L'histoire se déroule principalement de nuit, dans les rues désertes de cette ville sans nom, proche d'une zone industrielle ou les forages pétroliers n'arrêtent jamais, principale source économique du pays. Cette raffinerie et cette ville étant séparées par une fosse ou les cadavres s'accumulent, victimes du vampire ? De la drogue ? On ne sait pas vraiment, juste que la mort rôde partout.
Cette femme vampire ne s'attaque qu'aux hommes, à ceux qui pêchent, qui maltraitent les femmes, tout en éduquant un enfant, pour qu'il ne devienne pas comme eux et respecte la femme. Puis il y a Arash, un jeune homme respectueux, perdu entre son père drogué et attiré par la fille de ses employeurs, aux mœurs légères. Celui qui va la rendre plus "humaine", celui qui lui redonne foi en l'homme. Sans oublier cette femme trentenaire, qui arpente les rues de nuit, en vendant son corps, rêvant d'un ailleurs meilleur.
La forme captive l'attention, mais lasse doucement, face à la platitude des dialogues, énoncé avec tout autant de mollesse, ralentissant encore plus, un film prenant déjà tout son temps et s'offrant des moments de lyrisme, certes beau, mais ennuyeux. Cela devient répétitif, toujours le même procédé : la nuit, une personne marche seule, la vampire apparaît, donc la peur. Le film devenant aussi creux, que ce vent qui souffle en fond, lors des conversations entre Arash et la fille. La musique remplissant les silences, encore et encore.
Arash a un côté Marlon Brando dans son t-shirt blanc et moulant, mais aussi de James Dean au volant de sa voiture flamboyante, sous une musique d'Ennio Morricone, lui donnant furtivement, un côté western. Cela ressemble plus à un exercice de style et même si c'est maîtrisé, cela n'en reste pas moins, une expérience soporifique, allant même jusqu'à éjecter certains spectateurs hors de la salle, bien avant la fin.

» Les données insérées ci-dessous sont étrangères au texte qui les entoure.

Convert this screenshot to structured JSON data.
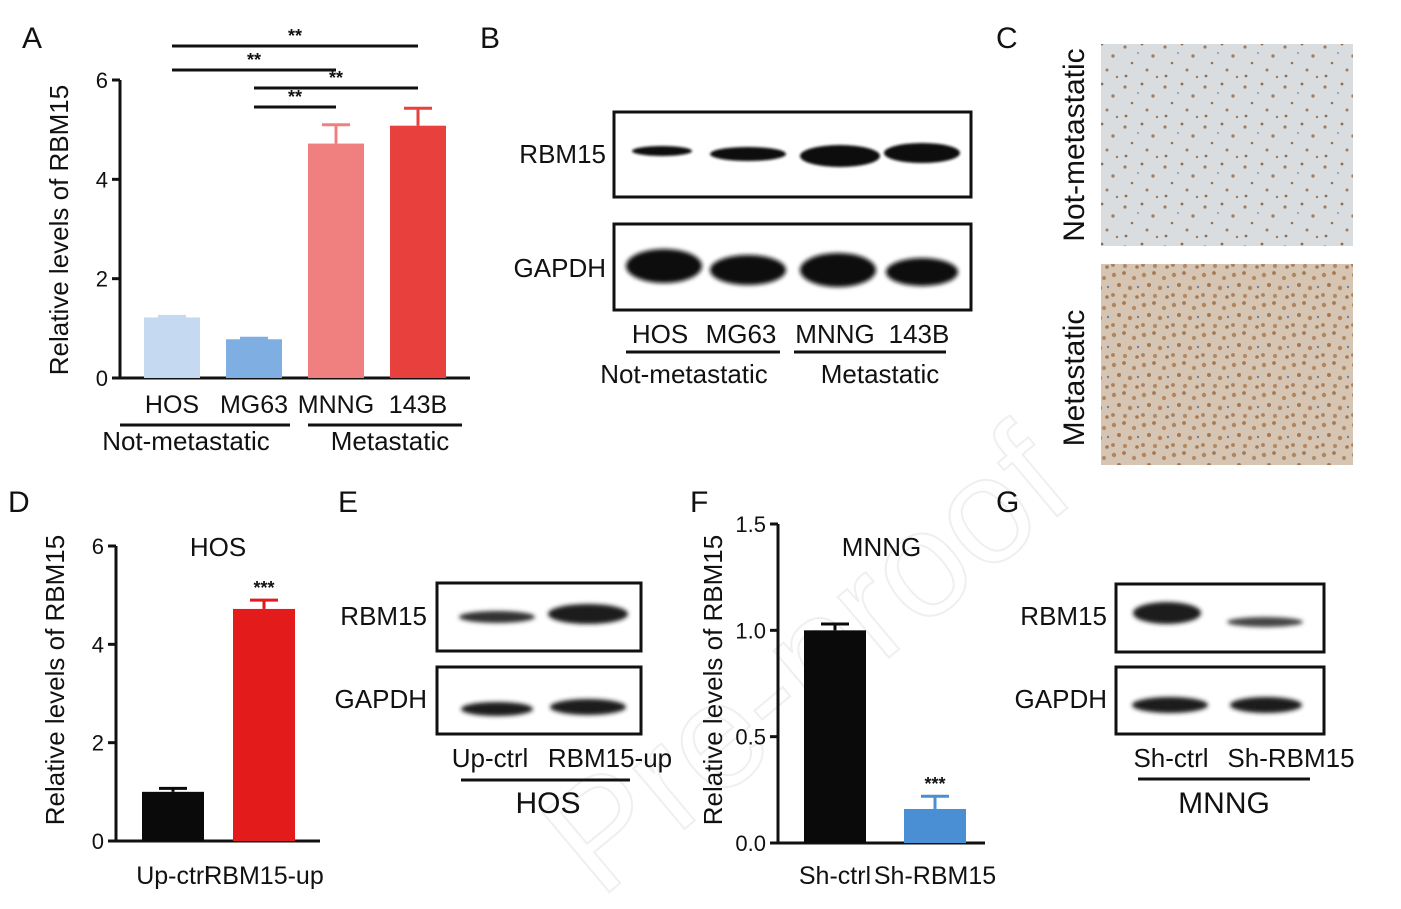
{
  "panels": {
    "A": "A",
    "B": "B",
    "C": "C",
    "D": "D",
    "E": "E",
    "F": "F",
    "G": "G"
  },
  "watermark": "Pre-proof",
  "chart_data": [
    {
      "id": "A",
      "type": "bar",
      "title": "",
      "ylabel": "Relative  levels of RBM15",
      "ylim": [
        0,
        6
      ],
      "yticks": [
        "0",
        "2",
        "4",
        "6"
      ],
      "categories": [
        "HOS",
        "MG63",
        "MNNG",
        "143B"
      ],
      "values": [
        1.22,
        0.78,
        4.72,
        5.08
      ],
      "errors": [
        0.02,
        0.02,
        0.38,
        0.35
      ],
      "colors": [
        "#c5daf1",
        "#7eaee2",
        "#f08080",
        "#e8403d"
      ],
      "groups": [
        "Not-metastatic",
        "Metastatic"
      ],
      "significance": [
        {
          "from": 0,
          "to": 3,
          "label": "**"
        },
        {
          "from": 0,
          "to": 2,
          "label": "**"
        },
        {
          "from": 1,
          "to": 3,
          "label": "**"
        },
        {
          "from": 1,
          "to": 2,
          "label": "**"
        }
      ]
    },
    {
      "id": "D",
      "type": "bar",
      "title": "HOS",
      "ylabel": "Relative  levels of RBM15",
      "ylim": [
        0,
        6
      ],
      "yticks": [
        "0",
        "2",
        "4",
        "6"
      ],
      "categories": [
        "Up-ctrl",
        "RBM15-up"
      ],
      "values": [
        1.0,
        4.72
      ],
      "errors": [
        0.07,
        0.18
      ],
      "colors": [
        "#0a0a0a",
        "#e41b1b"
      ],
      "annotations": [
        "",
        "***"
      ]
    },
    {
      "id": "F",
      "type": "bar",
      "title": "MNNG",
      "ylabel": "Relative  levels of RBM15",
      "ylim": [
        0,
        1.5
      ],
      "yticks": [
        "0.0",
        "0.5",
        "1.0",
        "1.5"
      ],
      "categories": [
        "Sh-ctrl",
        "Sh-RBM15"
      ],
      "values": [
        1.0,
        0.16
      ],
      "errors": [
        0.03,
        0.06
      ],
      "colors": [
        "#0a0a0a",
        "#4a8fd4"
      ],
      "annotations": [
        "",
        "***"
      ]
    }
  ],
  "western_blots": [
    {
      "id": "B",
      "rows": [
        "RBM15",
        "GAPDH"
      ],
      "lanes": [
        "HOS",
        "MG63",
        "MNNG",
        "143B"
      ],
      "groups": [
        "Not-metastatic",
        "Metastatic"
      ]
    },
    {
      "id": "E",
      "rows": [
        "RBM15",
        "GAPDH"
      ],
      "lanes": [
        "Up-ctrl",
        "RBM15-up"
      ],
      "group": "HOS"
    },
    {
      "id": "G",
      "rows": [
        "RBM15",
        "GAPDH"
      ],
      "lanes": [
        "Sh-ctrl",
        "Sh-RBM15"
      ],
      "group": "MNNG"
    }
  ],
  "histology": {
    "labels": [
      "Not-metastatic",
      "Metastatic"
    ]
  }
}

On retient le côté symbolique : un film iranien/américain dirigé par une femme et mettant les femmes à l'honneur, en bravant divers interdits. Ce film a le mérite d'exister, c'est déjà une bonne chose. Après on adhère ou pas, c'est toujours une question de goût et pourtant, j'en suis sorti sous le charme de ses femmes aux regards sombres et à la chevelure noire, mais pas sous celui du scénario et de son absence de profondeur.